Je ne sais où me mettre, et c'est un vrai dragon."
Les Femmes savantes, II, 9 (v. 664-672)

La réputation selon laquelle les femmes savantes sont acariâtres et colériques est un lieu commun, illustré entre autres dans

  • Le Cercle des femmes (1656) de Chappuzeau :
HORTENSE
Elle a bien fait de me refuser. Je me garderai bien de mettre dans ma maison une femme si savante.
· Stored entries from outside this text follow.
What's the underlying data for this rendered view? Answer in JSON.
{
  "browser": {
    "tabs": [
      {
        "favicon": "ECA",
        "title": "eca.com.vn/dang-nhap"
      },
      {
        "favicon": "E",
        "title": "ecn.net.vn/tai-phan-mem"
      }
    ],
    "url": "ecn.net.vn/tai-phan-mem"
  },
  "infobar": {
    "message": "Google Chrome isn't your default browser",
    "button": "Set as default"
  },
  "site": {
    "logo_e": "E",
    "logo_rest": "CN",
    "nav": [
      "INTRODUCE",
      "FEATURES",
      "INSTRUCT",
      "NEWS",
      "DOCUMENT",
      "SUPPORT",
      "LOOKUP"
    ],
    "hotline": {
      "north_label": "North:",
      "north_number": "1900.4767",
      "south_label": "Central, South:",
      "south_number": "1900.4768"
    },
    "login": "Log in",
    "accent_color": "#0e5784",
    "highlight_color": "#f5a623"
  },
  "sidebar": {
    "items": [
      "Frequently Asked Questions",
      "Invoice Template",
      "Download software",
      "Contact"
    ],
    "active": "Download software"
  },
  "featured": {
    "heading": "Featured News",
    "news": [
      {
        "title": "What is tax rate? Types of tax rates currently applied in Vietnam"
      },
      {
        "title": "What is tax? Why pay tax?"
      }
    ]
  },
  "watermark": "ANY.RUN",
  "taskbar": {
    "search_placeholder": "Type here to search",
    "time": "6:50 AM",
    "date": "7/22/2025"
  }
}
Elle serait à toute heure à argumenter contre moi.
(p. 30)

  • L'Académie des femmes (1656) de Chappuzeau :
J'aurais pris un cerbère et non pas une femme,
Elle aurait à toute heure ergoté contre moi,
Et de belle hauteur m'aurait donné la loi,
Oh Dieu, qu'allais-je faire et si cette âme vaine
M'eût pris enfin au mot, quelle eût été ma peine !
Dieu me garde d'avoir jamais dans mon donjon
Une femme qui lit Descartes et Casaubon.
(éd. de 1661, I, 5, p. 13)

  • le traité De l’éducation des dames (1674) de Poullain de la Barre :

Ce ne serait pas un fort grand bien pour les femmes de devenir habiles comme les hommes. Au contraire selon votre livre même, on leur nuirait beaucoup de leur en donner le moyen, puisqu’elles perdraient toutes ces excellentes qualités que la première partie leur attribue [..]. Vous savez mieux que moi, poursuivit-il, quelles altérations la méditation et l’étude produisent dans ceux qui s’y appliquent. […] On s’entête, on se préoccupe et l’on prend un esprit de contradiction et de chicane. Or les femmes étant d’un tempérament plus délicat que les hommes, elles seraient bien plus susceptibles de mauvaises impressions.
(p. 12)

  • le traité De l’égalité des deux sexes (1674) du même :
Ce n'est donc que sur une terreur panique qu'est fondée l'imagination bizarre qu'a le vulgaire, que l'étude rendrait les femmes plus méchantes et plus superbes. Il n'y a que la fausse science capable de produire un effet si mauvais.